If the push for immigration reform falters this year, Iowa’s Chuck Grassley may bear some of the blame. The top Republican on the Senate Judiciary Committee filed 77 amendments to the bill, more than one-quarter of the total offered by the 18-member panel.
To Grassley, the compromise worked out by a group of eight Republicans and Democrats last winter is too lenient toward undocumented immigrants and too weak on border security. “No one can dispute,” he declared, “that this bill is legalization first, enforcement later.”
Grassley pledged an “arduous” review of the measure, and so far he has delivered. He has nudged its provisions to the right in committee, beefing up its requirements for border security and congressional oversight. His tenacious criticism, suggests immigration-reform advocate Frank Sharry, also advances the strategy of the bill’s opponents, which has been to slow the process to allow a backlash from the grassroots to build.

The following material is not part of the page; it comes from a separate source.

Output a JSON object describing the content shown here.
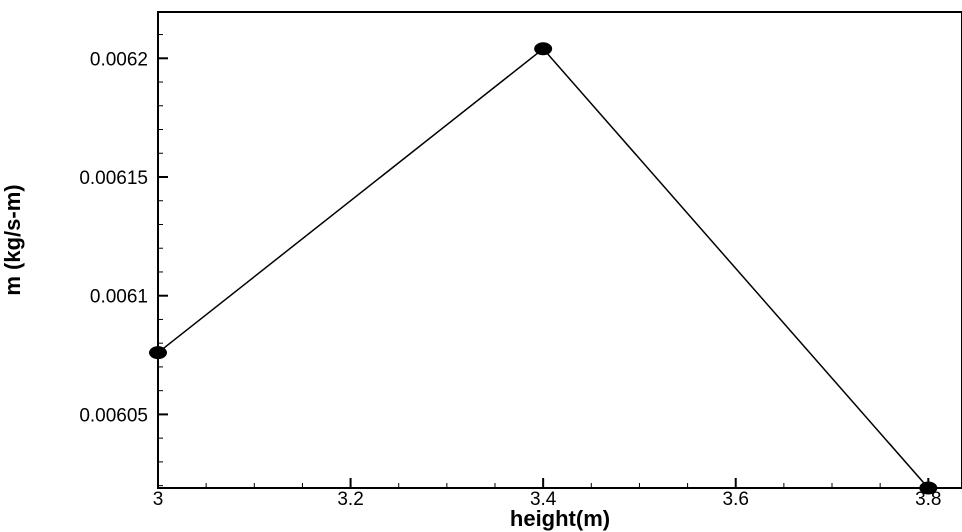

But to Grassley, an unhurried pace could also prevent a repeat of the 1986 immigration bill, which promised to fix a broken system and wound up giving amnesty to 3 million undocumented immigrants and luring millions more. Grassley voted for the measure as a freshman Senator and says he regrets it as a mistake. “We screwed up,” he said this month. “The lesson learned: You reward illegality and you get more of it.”
The six-term Senator, who at 79 is looking ahead to a re-election campaign in 2016, knows illegal immigration is a signal issue for Iowa’s famously demanding conservative activists. Grassley has watched veteran GOP colleagues fall to primary challenges from the Tea Party right and has no intention of doing the same. Republican elders may argue that immigration reform is a matter of the party’s survival, but Grassley has to worry about his own.